This is the greeting that came with 3 poems by Abdullah Adekola, reviewed by LCI’s Director, Dr Helen Reid, and Revd Tom Lusty, LCI member and Vicar at St Giles in Bramhope.

3 poems by Abdullah Adekola @adekolapoetry, is published by Bradical: a self publishing project with the aim of promoting brown writing, artists and Bradford @BradicalPress availabe at adekola.bigcartel.com .  You can hear Abdullah read his poem ‘Neighbourhood Library’ published in the anthology And The Stones Fell Open: A Leeds Poetry Anthology available here.

 

Dr Helen Reid:

“I loved reading these poems. The titles tell their own story in capital letters: POEMS LIKE PROPHECIES, FIVE MINUTES OF FOOLISHNESS, LOVE IS MY MISSION. The poems are personal and political, gentle and ambitious. They speak with a disarming honesty about growing up round here in terms of personal experience and growing political reflections.

Faith is central to the poems, and it is not faith that gives all the answers and makes life easier. It is a faith that gives insight and challenges the listener. Adekola’s expression of faith is infused with black identity and heritage; and it is filled with hope.  Hope for a better life but with no anticipation of a simple happy ending. The poems are happy to look wryly at life, seeing the big picture is enough to sustain making a contribution to the greater good. The poems feel like an invitation to looking at life this way.”

 

Revd Tom Lusty:

“I enjoyed entering into Abdullah’s world. It is a lyrical world, a gracious world, an honest world. Poems like Prophecies end with a celebration of black identity as “spiritual … never a curse … a compliment”. These strong messages are reinforced throughout the second half of this poem. “To all black people / God bless your life” … “Black people have flair and flavour”, concluding with the memorable “Black … is a consequence / of God’s confidence in me”. Abdullah has real confidence in his arrangement of material as a poet.

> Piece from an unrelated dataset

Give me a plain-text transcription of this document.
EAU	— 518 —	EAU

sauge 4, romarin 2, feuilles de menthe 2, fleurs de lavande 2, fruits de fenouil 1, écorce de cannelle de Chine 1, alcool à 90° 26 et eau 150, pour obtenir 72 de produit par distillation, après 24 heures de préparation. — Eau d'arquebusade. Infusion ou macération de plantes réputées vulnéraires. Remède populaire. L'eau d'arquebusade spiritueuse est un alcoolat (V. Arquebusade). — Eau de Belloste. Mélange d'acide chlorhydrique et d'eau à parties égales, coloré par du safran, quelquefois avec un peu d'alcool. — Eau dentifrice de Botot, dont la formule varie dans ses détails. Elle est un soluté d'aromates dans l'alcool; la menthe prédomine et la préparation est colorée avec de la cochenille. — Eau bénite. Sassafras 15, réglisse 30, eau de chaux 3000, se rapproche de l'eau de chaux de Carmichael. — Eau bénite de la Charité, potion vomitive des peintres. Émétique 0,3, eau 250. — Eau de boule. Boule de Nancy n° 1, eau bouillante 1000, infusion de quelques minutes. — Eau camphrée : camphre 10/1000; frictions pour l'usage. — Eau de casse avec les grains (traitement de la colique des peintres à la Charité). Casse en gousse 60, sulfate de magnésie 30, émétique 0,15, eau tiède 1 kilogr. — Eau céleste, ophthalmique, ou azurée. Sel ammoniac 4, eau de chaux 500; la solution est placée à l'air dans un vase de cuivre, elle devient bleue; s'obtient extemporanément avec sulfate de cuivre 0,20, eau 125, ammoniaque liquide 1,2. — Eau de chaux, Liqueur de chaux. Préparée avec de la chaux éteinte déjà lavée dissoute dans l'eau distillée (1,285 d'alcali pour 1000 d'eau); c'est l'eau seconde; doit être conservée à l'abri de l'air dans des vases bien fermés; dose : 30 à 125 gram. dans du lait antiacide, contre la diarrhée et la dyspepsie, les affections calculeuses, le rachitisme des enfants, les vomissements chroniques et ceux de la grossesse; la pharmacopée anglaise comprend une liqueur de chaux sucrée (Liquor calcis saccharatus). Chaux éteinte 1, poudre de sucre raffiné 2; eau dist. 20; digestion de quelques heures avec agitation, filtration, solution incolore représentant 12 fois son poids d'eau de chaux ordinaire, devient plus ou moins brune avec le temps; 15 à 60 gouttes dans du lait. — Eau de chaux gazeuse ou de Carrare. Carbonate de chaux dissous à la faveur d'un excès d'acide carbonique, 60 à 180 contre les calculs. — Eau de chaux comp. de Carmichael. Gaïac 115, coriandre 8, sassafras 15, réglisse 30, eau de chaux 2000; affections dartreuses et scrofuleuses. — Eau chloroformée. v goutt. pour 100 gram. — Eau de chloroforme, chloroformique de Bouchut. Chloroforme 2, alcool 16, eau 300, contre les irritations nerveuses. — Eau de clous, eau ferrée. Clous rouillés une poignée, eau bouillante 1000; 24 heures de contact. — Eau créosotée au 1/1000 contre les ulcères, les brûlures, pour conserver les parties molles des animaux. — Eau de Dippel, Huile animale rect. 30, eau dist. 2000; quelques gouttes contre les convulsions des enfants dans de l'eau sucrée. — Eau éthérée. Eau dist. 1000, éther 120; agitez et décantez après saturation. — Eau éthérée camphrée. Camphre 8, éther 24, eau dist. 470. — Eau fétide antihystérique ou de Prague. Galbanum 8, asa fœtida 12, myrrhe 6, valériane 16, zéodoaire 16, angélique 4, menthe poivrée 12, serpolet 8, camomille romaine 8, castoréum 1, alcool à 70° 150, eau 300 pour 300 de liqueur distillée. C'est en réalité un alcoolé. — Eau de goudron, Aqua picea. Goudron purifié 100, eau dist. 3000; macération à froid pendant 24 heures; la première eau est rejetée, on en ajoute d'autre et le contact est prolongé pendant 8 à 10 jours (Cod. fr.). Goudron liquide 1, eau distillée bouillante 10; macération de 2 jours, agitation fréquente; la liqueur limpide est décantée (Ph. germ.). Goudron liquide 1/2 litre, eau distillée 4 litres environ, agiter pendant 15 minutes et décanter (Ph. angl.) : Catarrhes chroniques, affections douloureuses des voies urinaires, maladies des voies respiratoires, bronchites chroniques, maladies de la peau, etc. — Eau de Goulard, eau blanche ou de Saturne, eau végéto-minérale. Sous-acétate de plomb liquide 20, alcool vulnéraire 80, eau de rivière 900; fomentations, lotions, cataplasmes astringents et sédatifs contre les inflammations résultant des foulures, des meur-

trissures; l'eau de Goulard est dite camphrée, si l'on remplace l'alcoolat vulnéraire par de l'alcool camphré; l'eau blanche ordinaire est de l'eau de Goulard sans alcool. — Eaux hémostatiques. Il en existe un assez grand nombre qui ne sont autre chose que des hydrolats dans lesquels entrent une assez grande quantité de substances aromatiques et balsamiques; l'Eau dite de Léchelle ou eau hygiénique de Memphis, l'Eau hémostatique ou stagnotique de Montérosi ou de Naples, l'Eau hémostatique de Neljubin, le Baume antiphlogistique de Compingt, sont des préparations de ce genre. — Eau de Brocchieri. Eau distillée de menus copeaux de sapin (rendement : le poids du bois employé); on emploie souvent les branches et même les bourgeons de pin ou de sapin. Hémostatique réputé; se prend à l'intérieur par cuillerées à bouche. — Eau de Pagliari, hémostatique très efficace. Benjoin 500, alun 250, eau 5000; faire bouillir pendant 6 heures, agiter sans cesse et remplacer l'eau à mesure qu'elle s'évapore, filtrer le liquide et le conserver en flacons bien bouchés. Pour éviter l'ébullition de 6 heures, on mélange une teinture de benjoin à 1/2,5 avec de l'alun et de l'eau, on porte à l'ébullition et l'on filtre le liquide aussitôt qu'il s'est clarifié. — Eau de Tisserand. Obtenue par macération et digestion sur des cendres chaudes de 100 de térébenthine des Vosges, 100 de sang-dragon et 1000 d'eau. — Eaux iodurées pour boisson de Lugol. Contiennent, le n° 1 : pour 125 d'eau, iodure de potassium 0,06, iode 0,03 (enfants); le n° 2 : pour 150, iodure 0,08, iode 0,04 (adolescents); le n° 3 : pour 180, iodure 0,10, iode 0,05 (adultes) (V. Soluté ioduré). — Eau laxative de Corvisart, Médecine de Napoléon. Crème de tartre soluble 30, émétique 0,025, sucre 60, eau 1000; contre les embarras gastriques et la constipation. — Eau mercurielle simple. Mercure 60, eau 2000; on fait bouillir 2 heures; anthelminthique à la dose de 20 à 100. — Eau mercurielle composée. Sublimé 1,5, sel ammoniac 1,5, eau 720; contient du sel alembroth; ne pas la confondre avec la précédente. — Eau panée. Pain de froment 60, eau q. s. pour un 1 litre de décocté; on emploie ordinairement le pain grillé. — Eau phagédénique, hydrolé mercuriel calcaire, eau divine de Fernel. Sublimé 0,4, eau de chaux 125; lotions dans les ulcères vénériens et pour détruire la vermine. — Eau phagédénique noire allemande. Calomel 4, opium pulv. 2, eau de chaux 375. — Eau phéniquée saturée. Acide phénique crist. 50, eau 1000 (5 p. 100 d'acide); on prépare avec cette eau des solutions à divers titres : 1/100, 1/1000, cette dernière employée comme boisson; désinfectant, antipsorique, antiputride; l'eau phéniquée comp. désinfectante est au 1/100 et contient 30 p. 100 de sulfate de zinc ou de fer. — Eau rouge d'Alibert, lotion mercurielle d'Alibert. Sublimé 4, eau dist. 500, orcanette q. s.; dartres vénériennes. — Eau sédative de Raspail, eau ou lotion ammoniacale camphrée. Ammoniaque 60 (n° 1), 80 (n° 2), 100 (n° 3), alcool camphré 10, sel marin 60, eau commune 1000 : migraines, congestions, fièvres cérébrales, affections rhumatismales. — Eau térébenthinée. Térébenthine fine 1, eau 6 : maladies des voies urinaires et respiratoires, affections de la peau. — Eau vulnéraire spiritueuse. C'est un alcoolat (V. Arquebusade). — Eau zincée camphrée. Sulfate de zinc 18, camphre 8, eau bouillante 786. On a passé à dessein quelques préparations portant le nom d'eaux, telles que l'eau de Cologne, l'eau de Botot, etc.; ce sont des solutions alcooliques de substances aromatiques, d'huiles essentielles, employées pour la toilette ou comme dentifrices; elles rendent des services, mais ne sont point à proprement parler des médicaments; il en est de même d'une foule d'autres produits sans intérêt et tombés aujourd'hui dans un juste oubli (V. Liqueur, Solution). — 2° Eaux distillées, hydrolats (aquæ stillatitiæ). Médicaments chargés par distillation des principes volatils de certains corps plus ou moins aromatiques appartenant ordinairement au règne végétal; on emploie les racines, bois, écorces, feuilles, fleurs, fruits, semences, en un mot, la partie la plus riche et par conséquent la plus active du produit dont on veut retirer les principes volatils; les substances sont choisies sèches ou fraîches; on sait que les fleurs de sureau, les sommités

I liked the way the final sentence of the aphorism changes in Five minutes of foolishness. The first time it is “and a moment to renew their faith”, the second time it is “and a moment of clarity” and the third time it is “and never ending hope”. It is a clever poem: it implies that we never have enough time for the really important things in life rather than less than a minute for the most important thing(s) of all.

The final poem Love is my mission has the refrain “The same faith that inspires me / is the same faith that could expire me”. In all three poems faith is key but there is an ambivalence about having faith. You get the sense that it is a risk worth taking because it gives Abdullah his core identity.”